Wawzyniak (Linke): „Nicht mit Kanonen auf Spatzen schießen“
Halina Wawzyniak, netzpolitische Sprecherin der Linken im Bundestag, kommentierte gegenüber iRights.info, private Urheberrechtsverletzungen sollten auch als privat behandelt werden, nicht als kommerziell. „Anstatt mit Kanonen auf Spatzen zu schießen und eine Abmahnindustrie zu fördern, der es nur um ihre eigenen Gewinninteressen geht und nicht um die Verfolgung von Urheberrechtsverletzungen, sollte sich die Kultur- und Kreativwirtschaft Gedanken darüber machen, wie sie ihre Geschäftsmodelle an die Möglichkeiten der digitalen Welt anpasst“, so Wawzyniak. Das sei immer noch das beste Mittel gegen private Urheberrechtsverletzungen. Die Linke hat im Juni ähnliche Regelungen vorschlagen wie das Justizministerium. „Ein Scheitern wäre daher sehr bedauerlich“, kommentiert Wawzyniak.
Bär (CSU) fordert verständliches Urheberecht
Auch die CSU-Netzpolitikern Dorothee Bär mahnt eine Einigung an. „Ich fände es natürlich schade, wenn das Gesetz, bei dem man ja eigentlich schon sehr weit war, nun doch scheitern sollte“, so Bär am Donnerstag gegenüber iRights.info. Der Gesetzentwurf aus dem Justizministerium sei durchaus fair gewesen. „Es handelt sich hier nicht um Schwerkriminelle, sondern um User, die zum ersten Mal von einem Rechteinhaber abgemahnt werden.“ Zugleich könne das Gesetz zur Deckelung der Abmahnkosten nur ein Teil eines Gesamtansatzes sein. „Wir müssen beispielsweise insgesamt ein Urheberrecht schaffen, dass auch von den Usern akzeptiert wird.“ Die Nutzer müssten auch wissen, wann sie gegen ein solches Recht verstoßen. „Das darf nicht erst durch ein Anwaltsschreiben geschehen.“
Kommt das Gesetz zu spät?
Während die Koalition intern an der Deckelung der Abmahnkosten gefeilt hat, scheint sich die eigentliche Problematik entschärft zu haben. Die Interessengemeinschaft gegen den Abmahnwahn verzeichnet einen deutlichen Rückgang der Abmahnungen gegen das illegale File-Sharing. 2012 könnten rund 80 Prozent weniger Abmahnungen verschickt worden sein als noch 2010, so eine Prognose (Siehe „Filesharing Abmahnwesen Deutschland 1. Halbjahr 2012, Seite 4). Über die Gründe lässt sich nur spekulieren.

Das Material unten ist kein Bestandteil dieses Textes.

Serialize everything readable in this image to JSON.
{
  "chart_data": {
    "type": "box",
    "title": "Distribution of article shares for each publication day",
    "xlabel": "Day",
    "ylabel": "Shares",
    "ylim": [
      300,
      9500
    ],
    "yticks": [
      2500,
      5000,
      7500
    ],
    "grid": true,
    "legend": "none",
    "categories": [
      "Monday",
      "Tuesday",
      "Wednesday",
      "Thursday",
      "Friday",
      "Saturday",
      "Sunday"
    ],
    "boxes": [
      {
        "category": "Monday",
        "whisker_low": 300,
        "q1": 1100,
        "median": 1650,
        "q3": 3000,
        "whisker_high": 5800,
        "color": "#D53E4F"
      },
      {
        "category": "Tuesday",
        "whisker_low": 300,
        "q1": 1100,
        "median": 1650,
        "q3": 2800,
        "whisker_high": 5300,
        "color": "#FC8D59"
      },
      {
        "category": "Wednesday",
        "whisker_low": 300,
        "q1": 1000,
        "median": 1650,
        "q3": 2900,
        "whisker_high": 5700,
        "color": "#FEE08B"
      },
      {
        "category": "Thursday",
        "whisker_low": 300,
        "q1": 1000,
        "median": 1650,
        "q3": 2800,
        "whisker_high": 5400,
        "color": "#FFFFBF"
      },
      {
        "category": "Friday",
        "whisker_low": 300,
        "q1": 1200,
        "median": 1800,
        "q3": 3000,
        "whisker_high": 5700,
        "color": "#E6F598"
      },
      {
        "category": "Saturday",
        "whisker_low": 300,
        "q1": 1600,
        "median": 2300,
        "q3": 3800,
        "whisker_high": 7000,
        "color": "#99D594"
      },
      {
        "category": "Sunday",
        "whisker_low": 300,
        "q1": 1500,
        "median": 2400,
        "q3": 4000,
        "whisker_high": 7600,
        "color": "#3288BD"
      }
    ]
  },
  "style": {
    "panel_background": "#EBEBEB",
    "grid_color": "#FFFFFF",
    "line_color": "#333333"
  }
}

Die Abmahnpraxis könnte Nutzer vom File-Sharing abhalten oder dazu animieren, sich über eine Verschlüsselung der Verfolgung zu entziehen. Nutzer könnten vermehrt legale und illegale Streaming-Plattformen nutzen, statt das Risiko des File-Sharings einzugehen. Die steigende Zahl der Klagen durch betroffene Nutzer könnte die Praxis der Massenabmahnungen gebremst haben.